Discuss the "Looking Glass Self."

Charles Horton-Cooley wrote Human Nature and Social Order in 1902.


The looking glass self is a process in which individuals use others like mirrors and base their conceptions of themselves on what is reflected back to them during social interaction.


People shaping their self concepts based on their understanding of how others perceive them.


Cooley says that society is an interweaving and inter-working of mental selves.


This process begins at an early age and continues throughout the entirety of a persons life, one will never stop modifying their self unless all social interactions are stopped.

How important is socialization during your life course?

If I would have had no socialization in my life I would have ended up like Genie or something like that, Socialization has been very important for my life good or bad. By learning the bad aspects of social interactions I would have not learned the right way to do things, that is said for good interactions. Without socialization from all of the agents I would be a mess.

Discuss status, status set, ascribed status and achieved status.

Status- Defined as a socially defined position in a social structure.


Usually a person's statuses are more or less consistent, but occasionally a person occupies two or more statuses that society deems contradictory (status inconsistency)

Status Set

Al of the statuses a person has at a given time.


Dad, student, coach, cook, driver, handyman, and etc.


The statuses that people occupy change not only according to social context, but over the life course as well.

Ascribed Status

Statuses assigned to individuals without reference to their abilities or efforts.


Age, race, gender, ethnicity, family background.




No choice you are born with these statuses.

Achieved Status

Statuses secured through effort and ability. Something that you have achieved by yourself.


Becoming a spouse, a felon, student, employee, anything that has become because or your efforts.

What is the definition of roles and answer the following question as it relates to the Stanford Prison Experiment.

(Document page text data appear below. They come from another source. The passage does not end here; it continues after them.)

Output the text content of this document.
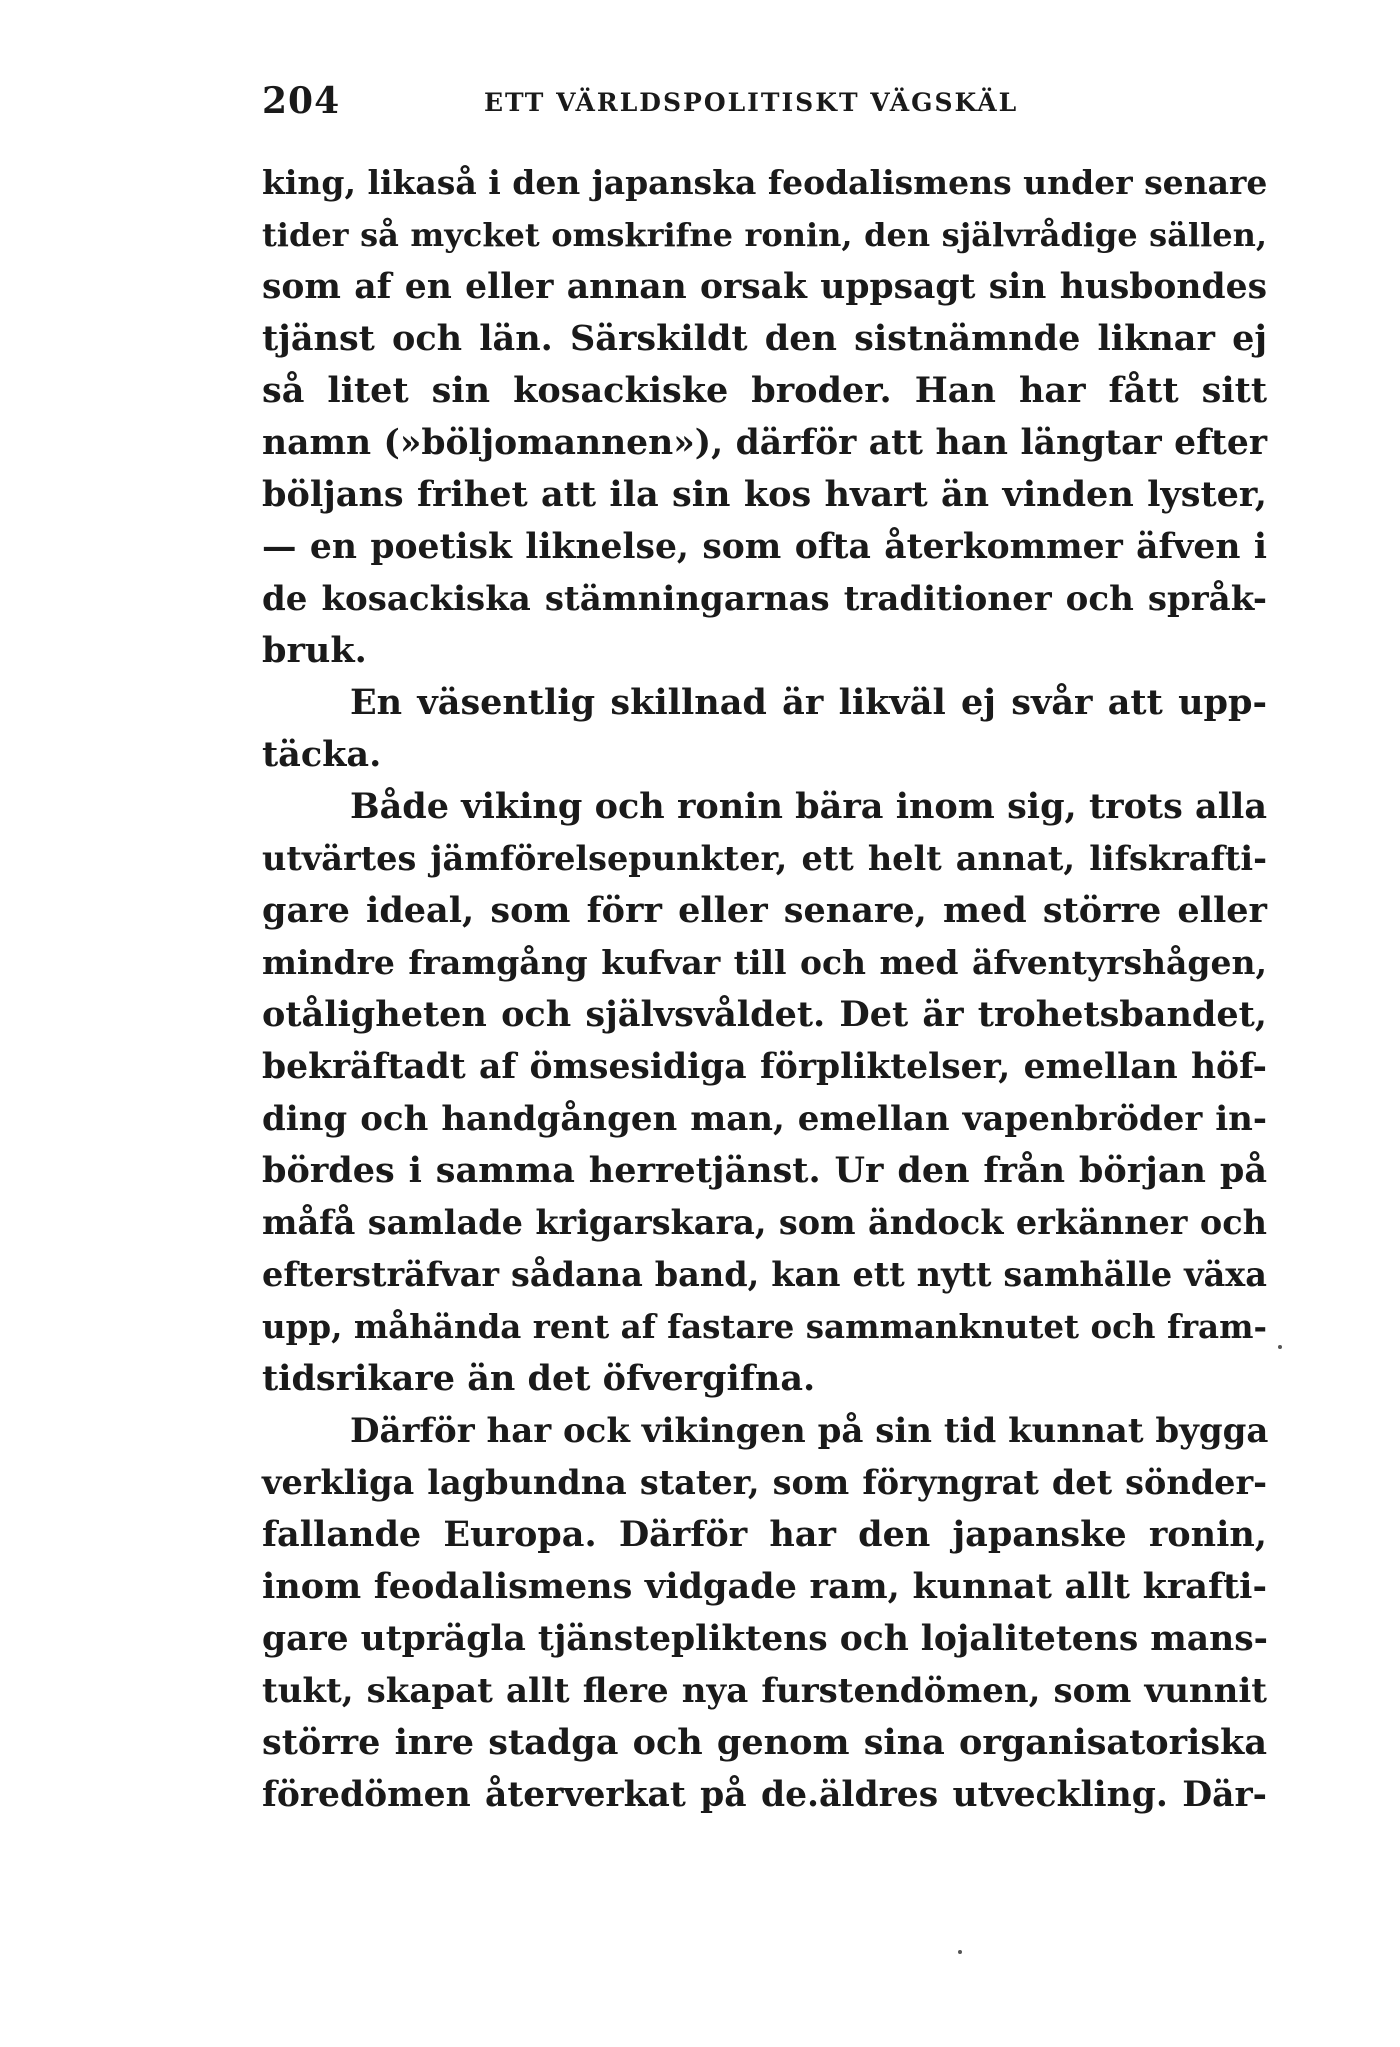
204	ETT VÄRLDSPOLITISKT VÄGSKÄL
king, likaså i den japanska feodalismens under senare
tider så mycket omskrifne ronin, den självrådige sällen,
som af en eller annan orsak uppsagt sin husbondes
tjänst och län. Särskildt den sistnämnde liknar ej
så litet sin kosackiske broder. Han har fått sitt
namn (»böljomannen»), därför att han längtar efter
böljans frihet att ila sin kos hvart än vinden lyster,
— en poetisk liknelse, som ofta återkommer äfven i
de kosackiska stämningarnas traditioner och språk-
bruk.
En väsentlig skillnad är likväl ej svår att upp-
täcka.
Både viking och ronin bära inom sig, trots alla
utvärtes jämförelsepunkter, ett helt annat, lifskrafti-
gare ideal, som förr eller senare, med större eller
mindre framgång kufvar till och med äfventyrshågen,
otåligheten och självsvåldet. Det är trohetsbandet,
bekräftadt af ömsesidiga förpliktelser, emellan höf-
ding och handgången man, emellan vapenbröder in-
bördes i samma herretjänst. Ur den från början på
måfå samlade krigarskara, som ändock erkänner och
eftersträfvar sådana band, kan ett nytt samhälle växa
upp, måhända rent af fastare sammanknutet och fram-
tidsrikare än det öfvergifna.
Därför har ock vikingen på sin tid kunnat bygga
verkliga lagbundna stater, som föryngrat det sönder-
fallande Europa. Därför har den japanske ronin,
inom feodalismens vidgade ram, kunnat allt krafti-
gare utprägla tjänstepliktens och lojalitetens mans-
tukt, skapat allt flere nya furstendömen, som vunnit
större inre stadga och genom sina organisatoriska
föredömen återverkat på de.äldres utveckling. Där-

A set of expectations, rights, and duties that are attached to a particular status.


Without roles, human social life would be almost impossible, because roles guide our interactions in virtually every social situation.


We play roles in every part of our daily lives.

To what extent is each of us a "prisoner" of the roles we play?

Once we have become committed to the roles we choose to play in life we get stuck in these roles for our entire life unless we can make changes that would change our roles.


I was in the role of Fireman for many years and that role dictated what I did in every aspect of my life, I was a "prisoner" of that role and could not change it until I changed what my new prison would be. Now I am a "prisoner" of my new role as a student. That did not change all of my roles, I am still a father and husband and follow that role, but my daily role of what my identity is has changed, thus changing my achieved status. I still have my past achievements, but now I am making new achievements.

The relationship is which we are involved, and the society in which we live?

I do not like to say I am a "prisoner" in my relationship roles, but I do think that I am locked into a life long commitment to these relationships and I want to continue to improve my relationships by learning and growing forever.




It seems we can be "prisoners" of our roles in society. At what point do we think we are doing what we think is right or are we doing what society deems the right way to do things. If a person is afraid to change because they fear what society will think of them the they are prisoners and will not get to truly be a free human being. People tend to worry to much about what society thinks is right and wrong, the problem I have with that is where does society get all the rules from?

To what extent do we build a maintain the walls of our "jail" through our own actions?

If we always do what we did, then we will always get what we got.




Change is hard so we continue to do what we know and what makes us comfortable even if it is wrong. We get caught in the rut of life and the longer we are in those ruts the higher and stronger our walls get.